Every bill creates winners and losers. Here's who stands to gain and who bears the cost.

Who Benefits

  • Individuals experiencing an overdose or witnessing one who seek medical assistance, who receive civil and criminal protections tied to seeking help.
  • Bystanders who administer naloxone or other reversal drugs in good faith, gaining immunity from liability for their actions.
  • Emergency medical services, hospitals, and clinicians who benefit from clearer protections and aligned expectations during overdose responses.
  • State and local health departments and public health agencies that can fund and evaluate outreach efforts under federal and state grant programs.
  • Law enforcement agencies and officers who receive training and clearer guidelines about legal protections, reducing uncertainties during overdose incidents.

Who Bears the Cost

  • State and local governments funding public awareness campaigns, training, and data-sharing initiatives under block grants and federal programs.
  • Law enforcement and public safety agencies required to implement training and outreach activities, incurring personnel and program costs.
  • Emergency medical services and hospitals that participate in training and data collection related to Good Samaritan protections.
  • Federal agencies coordinating grant administration, campaigns, and GAO reporting, which entails administrative and reporting costs.

Key Issues

The Core Tension

The central dilemma is whether broad liability protections for seeking help and administering reversal drugs can be implemented without compromising accountability or enabling unlawful behavior, and how best to align federal guidance with state diversity in overdose responses.
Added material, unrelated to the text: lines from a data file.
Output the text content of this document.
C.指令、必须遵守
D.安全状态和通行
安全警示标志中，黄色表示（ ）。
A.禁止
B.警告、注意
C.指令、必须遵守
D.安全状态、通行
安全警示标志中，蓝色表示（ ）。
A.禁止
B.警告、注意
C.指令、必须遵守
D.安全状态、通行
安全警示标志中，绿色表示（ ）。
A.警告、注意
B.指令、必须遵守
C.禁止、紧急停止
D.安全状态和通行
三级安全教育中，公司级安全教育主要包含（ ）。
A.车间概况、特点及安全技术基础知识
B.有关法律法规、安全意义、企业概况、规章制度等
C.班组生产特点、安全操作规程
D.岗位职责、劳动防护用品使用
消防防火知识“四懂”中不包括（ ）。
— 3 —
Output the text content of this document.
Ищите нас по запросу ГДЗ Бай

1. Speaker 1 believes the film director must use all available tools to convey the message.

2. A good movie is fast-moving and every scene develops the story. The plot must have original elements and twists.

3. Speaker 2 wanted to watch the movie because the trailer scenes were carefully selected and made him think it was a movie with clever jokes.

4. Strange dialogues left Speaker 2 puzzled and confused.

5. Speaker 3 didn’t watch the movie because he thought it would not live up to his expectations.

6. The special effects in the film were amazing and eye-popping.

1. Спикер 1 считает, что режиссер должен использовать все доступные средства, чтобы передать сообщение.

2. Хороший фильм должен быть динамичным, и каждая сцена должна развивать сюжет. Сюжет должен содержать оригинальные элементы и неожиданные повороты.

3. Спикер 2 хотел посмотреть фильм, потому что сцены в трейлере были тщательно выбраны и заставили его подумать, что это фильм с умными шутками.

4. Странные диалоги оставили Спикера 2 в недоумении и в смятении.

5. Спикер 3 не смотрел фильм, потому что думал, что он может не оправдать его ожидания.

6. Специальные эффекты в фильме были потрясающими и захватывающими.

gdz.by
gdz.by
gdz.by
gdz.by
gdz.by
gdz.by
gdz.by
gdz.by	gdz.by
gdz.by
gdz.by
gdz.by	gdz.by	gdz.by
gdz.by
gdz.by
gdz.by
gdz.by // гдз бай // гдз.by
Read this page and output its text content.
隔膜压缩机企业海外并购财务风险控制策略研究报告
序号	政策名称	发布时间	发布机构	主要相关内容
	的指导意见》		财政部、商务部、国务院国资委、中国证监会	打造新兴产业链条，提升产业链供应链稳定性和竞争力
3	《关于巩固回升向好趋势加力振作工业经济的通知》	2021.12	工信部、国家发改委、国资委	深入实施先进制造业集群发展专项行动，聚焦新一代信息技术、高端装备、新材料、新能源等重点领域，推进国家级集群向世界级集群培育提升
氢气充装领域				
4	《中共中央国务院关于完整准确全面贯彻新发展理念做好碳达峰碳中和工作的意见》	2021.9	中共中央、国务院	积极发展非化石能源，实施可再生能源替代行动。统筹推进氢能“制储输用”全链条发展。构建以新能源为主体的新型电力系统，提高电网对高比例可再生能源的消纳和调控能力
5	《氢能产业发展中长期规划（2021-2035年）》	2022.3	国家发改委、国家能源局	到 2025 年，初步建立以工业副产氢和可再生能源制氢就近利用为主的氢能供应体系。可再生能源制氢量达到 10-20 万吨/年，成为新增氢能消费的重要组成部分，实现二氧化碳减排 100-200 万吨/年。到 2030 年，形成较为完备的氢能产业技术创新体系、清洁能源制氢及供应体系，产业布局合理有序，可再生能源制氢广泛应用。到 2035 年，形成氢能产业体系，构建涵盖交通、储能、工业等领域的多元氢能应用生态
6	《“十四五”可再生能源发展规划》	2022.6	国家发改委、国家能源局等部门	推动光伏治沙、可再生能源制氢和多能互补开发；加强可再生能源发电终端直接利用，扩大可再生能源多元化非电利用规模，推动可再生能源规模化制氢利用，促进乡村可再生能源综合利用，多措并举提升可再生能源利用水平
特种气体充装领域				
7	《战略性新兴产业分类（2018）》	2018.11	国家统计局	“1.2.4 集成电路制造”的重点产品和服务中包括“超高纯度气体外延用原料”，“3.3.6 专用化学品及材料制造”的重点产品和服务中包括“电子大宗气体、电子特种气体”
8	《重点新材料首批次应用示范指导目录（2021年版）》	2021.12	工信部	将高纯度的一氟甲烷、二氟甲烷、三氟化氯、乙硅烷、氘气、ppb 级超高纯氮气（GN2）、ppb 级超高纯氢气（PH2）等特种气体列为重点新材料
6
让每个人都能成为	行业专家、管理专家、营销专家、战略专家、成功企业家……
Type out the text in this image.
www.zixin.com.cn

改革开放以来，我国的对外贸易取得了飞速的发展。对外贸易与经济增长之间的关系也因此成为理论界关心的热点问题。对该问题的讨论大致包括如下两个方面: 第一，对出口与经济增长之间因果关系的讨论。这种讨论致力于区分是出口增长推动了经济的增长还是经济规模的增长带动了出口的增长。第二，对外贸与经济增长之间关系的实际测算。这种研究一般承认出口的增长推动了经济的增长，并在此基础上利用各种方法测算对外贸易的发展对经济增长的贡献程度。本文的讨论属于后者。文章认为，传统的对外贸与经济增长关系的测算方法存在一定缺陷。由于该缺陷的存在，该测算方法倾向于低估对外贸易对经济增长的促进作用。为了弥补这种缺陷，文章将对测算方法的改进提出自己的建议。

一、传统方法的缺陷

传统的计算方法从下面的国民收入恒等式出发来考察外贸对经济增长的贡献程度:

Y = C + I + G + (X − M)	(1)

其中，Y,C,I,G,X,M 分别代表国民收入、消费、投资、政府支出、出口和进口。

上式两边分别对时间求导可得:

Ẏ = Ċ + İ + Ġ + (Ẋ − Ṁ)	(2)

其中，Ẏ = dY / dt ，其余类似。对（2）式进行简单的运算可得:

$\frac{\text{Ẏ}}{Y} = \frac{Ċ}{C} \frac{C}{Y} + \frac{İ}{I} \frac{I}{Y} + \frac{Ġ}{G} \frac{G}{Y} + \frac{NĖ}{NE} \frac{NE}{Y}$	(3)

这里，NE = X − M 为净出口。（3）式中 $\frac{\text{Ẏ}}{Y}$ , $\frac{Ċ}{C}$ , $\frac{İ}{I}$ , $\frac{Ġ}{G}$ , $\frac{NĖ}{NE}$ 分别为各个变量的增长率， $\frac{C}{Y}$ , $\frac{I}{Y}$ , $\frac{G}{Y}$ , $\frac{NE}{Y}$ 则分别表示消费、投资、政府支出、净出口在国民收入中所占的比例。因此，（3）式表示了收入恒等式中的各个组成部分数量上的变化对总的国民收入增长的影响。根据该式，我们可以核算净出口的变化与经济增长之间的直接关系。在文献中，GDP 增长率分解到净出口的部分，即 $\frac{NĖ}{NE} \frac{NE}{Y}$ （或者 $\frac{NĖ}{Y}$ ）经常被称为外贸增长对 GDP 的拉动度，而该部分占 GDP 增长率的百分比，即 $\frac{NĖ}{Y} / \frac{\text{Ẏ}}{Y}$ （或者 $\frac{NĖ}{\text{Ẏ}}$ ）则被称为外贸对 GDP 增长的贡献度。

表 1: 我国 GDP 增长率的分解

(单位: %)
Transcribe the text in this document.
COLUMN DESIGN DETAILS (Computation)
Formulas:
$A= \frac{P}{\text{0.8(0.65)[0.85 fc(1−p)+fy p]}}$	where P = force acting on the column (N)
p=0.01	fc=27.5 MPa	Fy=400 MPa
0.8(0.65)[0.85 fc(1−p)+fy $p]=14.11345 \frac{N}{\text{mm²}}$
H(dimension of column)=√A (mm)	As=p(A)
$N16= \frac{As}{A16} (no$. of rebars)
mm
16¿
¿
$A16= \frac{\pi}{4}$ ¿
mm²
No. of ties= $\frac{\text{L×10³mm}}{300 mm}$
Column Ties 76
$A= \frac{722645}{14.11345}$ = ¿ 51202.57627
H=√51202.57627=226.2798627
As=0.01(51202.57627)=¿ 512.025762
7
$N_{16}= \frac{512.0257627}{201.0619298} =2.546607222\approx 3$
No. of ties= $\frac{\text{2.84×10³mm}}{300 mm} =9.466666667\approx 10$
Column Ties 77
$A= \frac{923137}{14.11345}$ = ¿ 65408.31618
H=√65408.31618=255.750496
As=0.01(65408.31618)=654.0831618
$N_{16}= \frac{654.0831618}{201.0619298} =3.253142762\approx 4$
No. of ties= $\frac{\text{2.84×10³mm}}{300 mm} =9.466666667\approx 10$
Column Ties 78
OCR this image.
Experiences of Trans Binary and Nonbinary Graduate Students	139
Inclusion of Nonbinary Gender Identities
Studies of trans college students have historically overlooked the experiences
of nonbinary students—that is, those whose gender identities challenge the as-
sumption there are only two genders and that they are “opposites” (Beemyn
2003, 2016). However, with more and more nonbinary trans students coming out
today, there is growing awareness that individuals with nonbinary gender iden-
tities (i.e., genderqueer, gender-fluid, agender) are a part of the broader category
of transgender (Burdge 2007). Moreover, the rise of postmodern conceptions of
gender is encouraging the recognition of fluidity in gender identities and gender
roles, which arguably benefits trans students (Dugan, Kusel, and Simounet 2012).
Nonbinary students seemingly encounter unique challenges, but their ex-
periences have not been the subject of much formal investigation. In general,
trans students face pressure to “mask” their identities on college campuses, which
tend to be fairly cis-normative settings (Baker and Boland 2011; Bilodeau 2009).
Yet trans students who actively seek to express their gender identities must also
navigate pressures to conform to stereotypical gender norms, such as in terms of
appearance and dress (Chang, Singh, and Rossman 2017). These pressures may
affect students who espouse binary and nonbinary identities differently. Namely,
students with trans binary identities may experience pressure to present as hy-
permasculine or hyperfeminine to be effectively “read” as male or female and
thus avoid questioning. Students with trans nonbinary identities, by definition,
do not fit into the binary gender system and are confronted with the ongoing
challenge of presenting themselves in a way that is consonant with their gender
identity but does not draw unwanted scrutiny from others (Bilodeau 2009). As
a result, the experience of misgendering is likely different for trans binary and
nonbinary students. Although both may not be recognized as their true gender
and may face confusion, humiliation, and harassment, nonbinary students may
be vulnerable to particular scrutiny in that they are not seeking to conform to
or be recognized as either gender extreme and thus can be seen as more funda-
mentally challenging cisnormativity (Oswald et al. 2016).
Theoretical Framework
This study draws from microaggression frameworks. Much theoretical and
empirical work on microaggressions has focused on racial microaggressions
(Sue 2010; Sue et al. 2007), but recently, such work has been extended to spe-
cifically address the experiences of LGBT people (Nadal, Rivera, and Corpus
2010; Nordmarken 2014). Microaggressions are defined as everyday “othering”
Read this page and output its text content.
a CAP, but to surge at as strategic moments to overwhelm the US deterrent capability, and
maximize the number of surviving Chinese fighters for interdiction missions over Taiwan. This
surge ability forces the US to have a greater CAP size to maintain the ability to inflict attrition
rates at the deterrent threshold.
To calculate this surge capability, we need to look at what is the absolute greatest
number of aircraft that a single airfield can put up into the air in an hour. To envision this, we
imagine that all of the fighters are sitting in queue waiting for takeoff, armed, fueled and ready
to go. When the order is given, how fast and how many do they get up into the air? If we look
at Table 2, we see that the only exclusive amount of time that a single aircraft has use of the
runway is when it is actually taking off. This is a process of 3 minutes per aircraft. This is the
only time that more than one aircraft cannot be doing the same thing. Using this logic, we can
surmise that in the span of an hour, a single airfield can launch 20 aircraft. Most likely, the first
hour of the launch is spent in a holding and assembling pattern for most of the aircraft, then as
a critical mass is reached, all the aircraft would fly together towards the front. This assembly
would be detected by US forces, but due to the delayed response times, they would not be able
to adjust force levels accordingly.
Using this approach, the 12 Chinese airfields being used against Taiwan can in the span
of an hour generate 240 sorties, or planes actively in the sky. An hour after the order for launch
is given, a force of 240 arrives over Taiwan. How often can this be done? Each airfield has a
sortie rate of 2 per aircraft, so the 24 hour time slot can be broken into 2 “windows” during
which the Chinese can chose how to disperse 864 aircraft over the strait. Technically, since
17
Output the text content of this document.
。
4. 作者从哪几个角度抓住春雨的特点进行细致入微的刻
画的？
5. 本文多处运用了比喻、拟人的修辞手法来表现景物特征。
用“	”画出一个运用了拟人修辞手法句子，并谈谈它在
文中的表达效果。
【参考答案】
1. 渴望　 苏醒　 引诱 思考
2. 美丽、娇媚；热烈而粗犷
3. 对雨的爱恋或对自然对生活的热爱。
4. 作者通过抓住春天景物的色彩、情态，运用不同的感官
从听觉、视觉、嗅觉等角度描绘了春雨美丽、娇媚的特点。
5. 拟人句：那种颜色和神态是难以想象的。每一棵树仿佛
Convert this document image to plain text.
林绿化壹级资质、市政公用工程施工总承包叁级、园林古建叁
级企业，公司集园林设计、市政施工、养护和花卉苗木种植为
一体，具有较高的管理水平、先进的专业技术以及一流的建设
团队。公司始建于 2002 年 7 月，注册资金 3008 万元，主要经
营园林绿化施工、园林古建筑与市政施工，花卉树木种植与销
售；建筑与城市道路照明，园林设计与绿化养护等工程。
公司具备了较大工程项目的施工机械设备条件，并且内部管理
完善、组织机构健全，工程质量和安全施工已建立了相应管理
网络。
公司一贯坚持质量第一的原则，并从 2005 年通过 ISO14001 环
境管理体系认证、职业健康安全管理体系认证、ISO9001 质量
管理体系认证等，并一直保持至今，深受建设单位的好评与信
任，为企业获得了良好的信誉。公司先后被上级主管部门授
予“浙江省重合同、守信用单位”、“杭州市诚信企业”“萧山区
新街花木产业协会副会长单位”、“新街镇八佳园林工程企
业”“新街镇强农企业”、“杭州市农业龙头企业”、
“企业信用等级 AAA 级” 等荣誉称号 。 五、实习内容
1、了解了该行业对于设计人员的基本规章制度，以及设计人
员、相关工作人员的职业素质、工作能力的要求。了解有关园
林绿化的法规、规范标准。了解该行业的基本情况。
The SEEK HELP Act thoughtfully balances public health goals with civil and criminal protections, but several implementation questions remain. A key tension lies in ensuring that immunities encourage help-seeking without creating openings for misuse or evasion of other laws.

The act relies on state-level adoption of Good Samaritan laws and on broad federal guidance, which could lead to uneven protections if some jurisdictions enact weaker versions. The data-sharing and outreach requirements depend on state and local capacity to collect consistent metrics, which may vary widely.

Finally, while the GAO study is meant to illuminate effectiveness and gaps, it will take time to translate findings into practical, standardized improvements across diverse jurisdictions.